Well happy Tuesday everyone!
Did you all get to see the Bachelorette last night??
I didn't.... it's definitely recording BUT I couldn't handle staying up til 10:30pm. Therefore tonight, is filled with Emily Maynard and I couldn't be happier.

Until then, I wanted to get you all up to date with life. Meaning you're getting all the deets about my new job and how things went down breaking it to the family I nanny for.

Let's start with a little background; I grew up at Community Church of Joy, left after middle school and just recently started back with Andrew in February-- you saw that here. We now volunteer as Youth Leaders and LOVE it; the kids, the atmosphere, the fellowship speaks straight to our hearts and we feel so blessed they've welcomed us to be apart of the team.
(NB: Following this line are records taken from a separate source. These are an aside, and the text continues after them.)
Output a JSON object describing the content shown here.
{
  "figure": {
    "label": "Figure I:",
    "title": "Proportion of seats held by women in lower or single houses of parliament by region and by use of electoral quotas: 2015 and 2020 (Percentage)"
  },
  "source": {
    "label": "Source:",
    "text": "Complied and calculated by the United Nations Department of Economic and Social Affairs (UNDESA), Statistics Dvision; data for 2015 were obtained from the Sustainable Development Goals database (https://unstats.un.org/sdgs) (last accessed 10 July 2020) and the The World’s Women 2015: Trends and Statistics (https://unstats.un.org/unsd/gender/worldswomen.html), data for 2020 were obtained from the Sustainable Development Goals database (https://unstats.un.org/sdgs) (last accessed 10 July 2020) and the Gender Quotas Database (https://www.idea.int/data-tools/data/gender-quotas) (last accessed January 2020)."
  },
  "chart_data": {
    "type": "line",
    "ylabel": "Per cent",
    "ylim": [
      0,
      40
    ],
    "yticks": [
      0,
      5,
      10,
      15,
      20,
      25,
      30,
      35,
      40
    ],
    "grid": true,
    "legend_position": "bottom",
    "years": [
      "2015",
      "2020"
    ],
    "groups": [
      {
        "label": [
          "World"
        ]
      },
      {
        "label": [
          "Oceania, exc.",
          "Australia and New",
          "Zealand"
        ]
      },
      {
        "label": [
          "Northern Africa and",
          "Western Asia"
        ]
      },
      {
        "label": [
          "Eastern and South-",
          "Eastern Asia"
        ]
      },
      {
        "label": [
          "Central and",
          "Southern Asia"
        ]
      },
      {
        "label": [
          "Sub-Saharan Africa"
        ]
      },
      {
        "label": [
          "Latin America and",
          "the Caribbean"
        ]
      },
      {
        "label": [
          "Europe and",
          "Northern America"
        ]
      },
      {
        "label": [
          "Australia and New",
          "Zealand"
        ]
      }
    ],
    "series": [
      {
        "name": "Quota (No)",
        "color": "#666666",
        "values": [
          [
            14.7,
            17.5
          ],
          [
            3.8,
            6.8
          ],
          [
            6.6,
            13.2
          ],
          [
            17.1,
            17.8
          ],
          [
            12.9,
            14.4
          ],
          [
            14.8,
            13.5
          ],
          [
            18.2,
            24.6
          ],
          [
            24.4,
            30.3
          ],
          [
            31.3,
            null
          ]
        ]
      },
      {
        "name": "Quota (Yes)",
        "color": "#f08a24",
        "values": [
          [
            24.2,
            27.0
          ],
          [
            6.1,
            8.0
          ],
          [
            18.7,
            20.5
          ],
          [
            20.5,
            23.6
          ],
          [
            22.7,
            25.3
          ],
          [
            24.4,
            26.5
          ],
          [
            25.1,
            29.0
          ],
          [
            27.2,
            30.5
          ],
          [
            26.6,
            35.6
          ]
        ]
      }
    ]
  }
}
If you saw this post, you know I was struggling; I didn't know if it was time to move on, I didn't know what the right thing to do was, I didn't know what the responsible thing to do was. I did know I wasn't myself and heading down a spiral to unhappiness and discontentment.

After an evening with my parents and hubs with lots of tears and Margaritas, I knew it was time to bite the bullet. It was time to put myself out there, be vulnerable and start applying at different places that appealed to me. It was this emotional night I found a job opening at CCOJ-- our church home.
If that wasn't a sign, I don't know what is!

Two days later, I was contacted scheduling my first interview, the following day I was scheduled for a second interview and was offered the position on the spot.

My heart in a nutshell that moment:
Joy
Accomplishment
Peace
Love
Adrenaline
Happiness
Excitement
Nervous

The Lord was leading me into the next chapter of life; the chapter that will mold my adulthood.


My key responsibilities include-- reception, outreach, coordinating items needed for the services and Graphic Design work!
Umm, amazing, right?!!
I am beyond ecstatic about this new journey.

The next day going to work was the hardest day I've faced being with Elle. I want her to know how much I love her and cherish the moments I've had with her and being apart of that family. I wish I could explain to her why I have to leave instead of abondoning her without explanation. She won't understand and maybe that's better but it's going to take time for her and myself to learn to be without each other. We will learn to attach to new surroundings in our lives and that I am thankful for.



Her parents were incredible in accepting my wants and needs to expand to another chapter in my life. They promise to keep me in Elle's life and to call for random play dates. As they take on finding a new nanny, I can only be an ear to listen to their frustration with finding someone to replace me and that is something I understand. It's also something I'm doing everything I can to help them; they deserve a great individual watching over their little-- Elle NEEDS someone great to hold her hand in growth over the next few precious years.

So thank you for all your prayers, support, love and encouragement during the funk I was going through. I appreciate each and everyone who has reached out to me; it makes the world of difference knowing you're not in this crazy life alone. I'm confident life is moving forward and there's a bright light at the end of the tunnel. One I'm running head on for.